Airat Nasimovich Vahitov, also spelled Ayrat Wakhitov or Vahidov (Айрат Вахитов), is an ethnic Tatar citizen of Russia who was held in extrajudicial detention in the United States' Guantanamo Bay detention camp, in Cuba. He was repatriated with six other Russians in February 2004. Fluent in Arabic, Pashto, Persian, Urdu and Russian, he also spoke basic English.

Vakhitov spoke publicly on June 28, 2005 about torture in Guantanamo when he announced he was planning to sue the United States for his mistreatment. Geydar Dzhemal, chairman of the Islamic Committee of Russia, reported that he was hosting Vakhitov, and another former Guantanamo detainee, Rustam Akhmyarov, following threats by security officials. According to Dzhemal the security officials had visited Vakhitov, and warned him that he should only talk about torture in Guantanamo Bay, not Russian torture. Dzhemal reported that security officials subsequently seized Vakhitov and Akhmyarov from his apartment on August 29, 2005. He called their seizure a kidnapping because they refused to show their identification. He predicted that the pair would be arrested on trumped up charges, to curtail their human rights activities.

The pair were released from detention on September 2, 2005.

On May 15, 2006, the Department of Defense released its first full official list of all the Guantanamo detainees who were held in military custody. Airat Vakhitov's name is not on that list. The list includes an individual named Aiat Nasimovich Vahitov who was born on March 27, 1977, on Naberezhnye Chelny, Tatarstan, Russia.

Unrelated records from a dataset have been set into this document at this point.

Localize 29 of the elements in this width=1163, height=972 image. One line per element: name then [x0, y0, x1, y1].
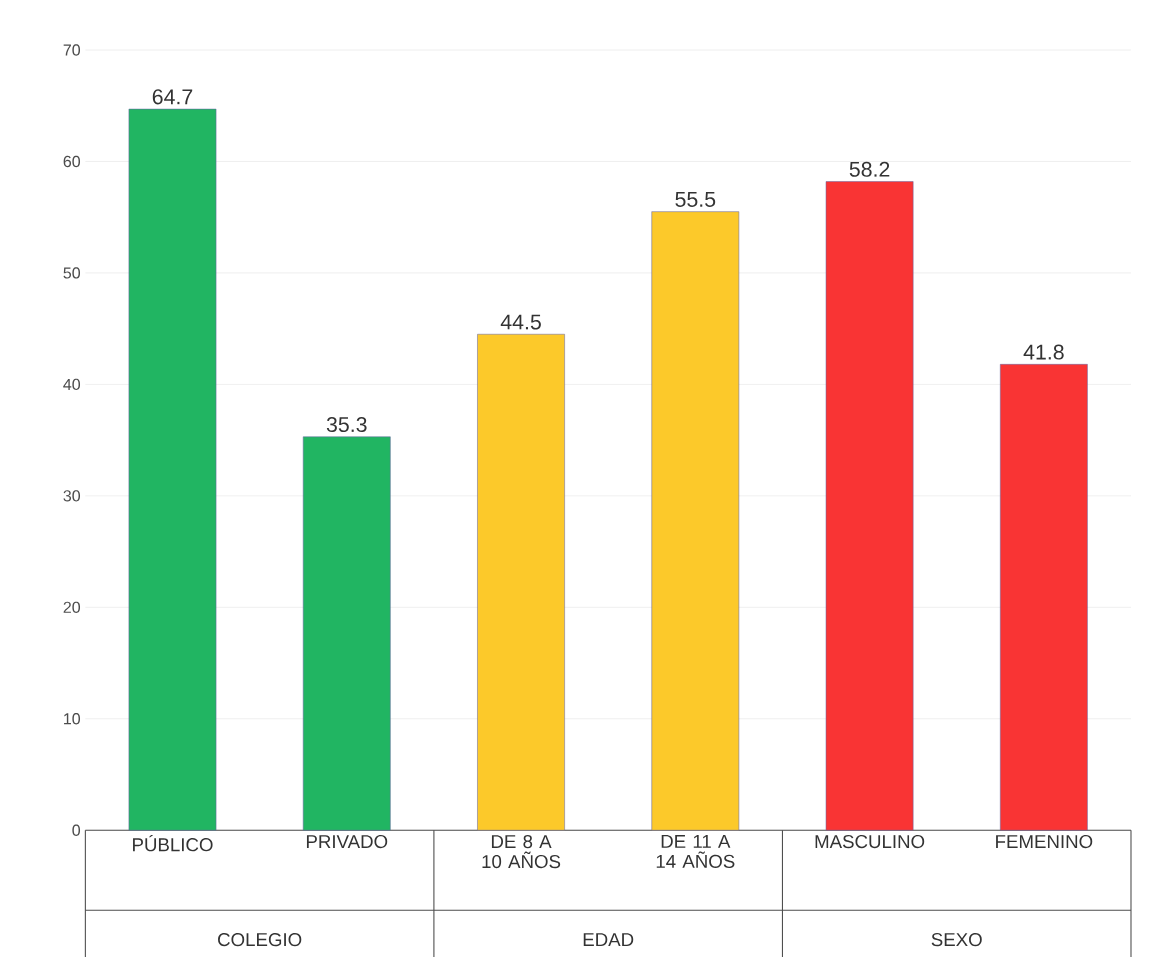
bar [1000, 363, 1088, 831]
y-tick-label: 60 [63, 155, 81, 167]
bar [477, 333, 565, 831]
text: SEXO [931, 932, 982, 947]
text: COLEGIO [218, 932, 302, 947]
bar [128, 108, 217, 831]
y-tick-label: 50 [63, 267, 81, 279]
data-label: 58.2 [849, 161, 890, 177]
x-tick-label: FEMENINO [996, 834, 1093, 849]
bar [651, 211, 740, 831]
y-tick-label: 0 [72, 824, 81, 836]
x-tick-label: PÚBLICO [133, 834, 213, 852]
x-tick-label: PRIVADO [306, 834, 388, 849]
data-label: 44.5 [500, 314, 541, 330]
bar [302, 436, 391, 831]
bar [825, 181, 914, 831]
x-tick-label: MASCULINO [815, 834, 925, 849]
y-tick-label: 70 [63, 44, 81, 56]
y-tick-label: 10 [64, 712, 81, 725]
data-label: 55.5 [675, 191, 716, 207]
data-label: 64.7 [152, 89, 193, 105]
x-tick-label: DE 8 A 10 AÑOS [482, 834, 561, 869]
y-tick-label: 40 [63, 378, 81, 390]
x-tick-label: DE 11 A 14 AÑOS [656, 834, 735, 868]
y-tick-label: 30 [63, 490, 81, 502]
data-label: 41.8 [1023, 344, 1064, 360]
text: EDAD [583, 933, 634, 946]
data-label: 35.3 [326, 416, 367, 432]
y-tick-label: 20 [63, 601, 81, 613]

Russian authorities released the detainees after investigations into whether they had broken any Russian laws. In 2005 he was once more detained in Russia under suspicion of organising terror acts in Tatarstan but released after two months, and immediately left to Middle East. In 2011 he published a video titled "39 ways of helping the jihad and taking part in it". In June 2016 he was arrested in Turkey for involvement in the Atatürk Airport attack.

==Airat Vakhitov and other former Taliban prisoners==

Airat Vakhitov was one of nine former Taliban prisoners the Associated Press pointed out had gone from Taliban custody to American custody. The Taliban had accused Vakhitov of spying for Russia, and imprisoned him for nearly three years. In Kandahar Airfield, he complained to Cpt. Danner that he had been housed in a more humane prison by the Taliban, where he had been given a radio, fresh fruit and proper toilet facilities.

==McClatchy interview==
On June 15, 2008 the McClatchy News Service published articles based on interviews with 66 former Guantanamo captives. McClatchy reporters interviewed Airat Vakhitov by telephone.
Airat Vakhitov told his interviewers he was suffering ongoing mental problems, and that he was worried that if interviewers visited him in person he would be punished by Russian security officials.

Airat Vakhitov was an imam in Tatarstan, who was imprisoned following a general round-up when Russian officials were cracking down on Chechens. He was temporarily freed, and fled Russia when he learned that security officials were looking for him. He said he was kidnapped by the forces of the Islamic Movement of Uzbekistan, and eventually transported to Afghanistan, against his will.

===Formerly secret Joint Task Force Guantanamo assessment===

On April 25, 2011, whistleblower organization WikiLeaks published formerly secret assessments drafted by Joint Task Force Guantanamo analysts.
A five-page Joint Task Force Guantanamo assessment was drafted on June 3, 2005. It was signed by camp commandant Brigadier General Jay W. Hood. He recommended transfer to the control of another country.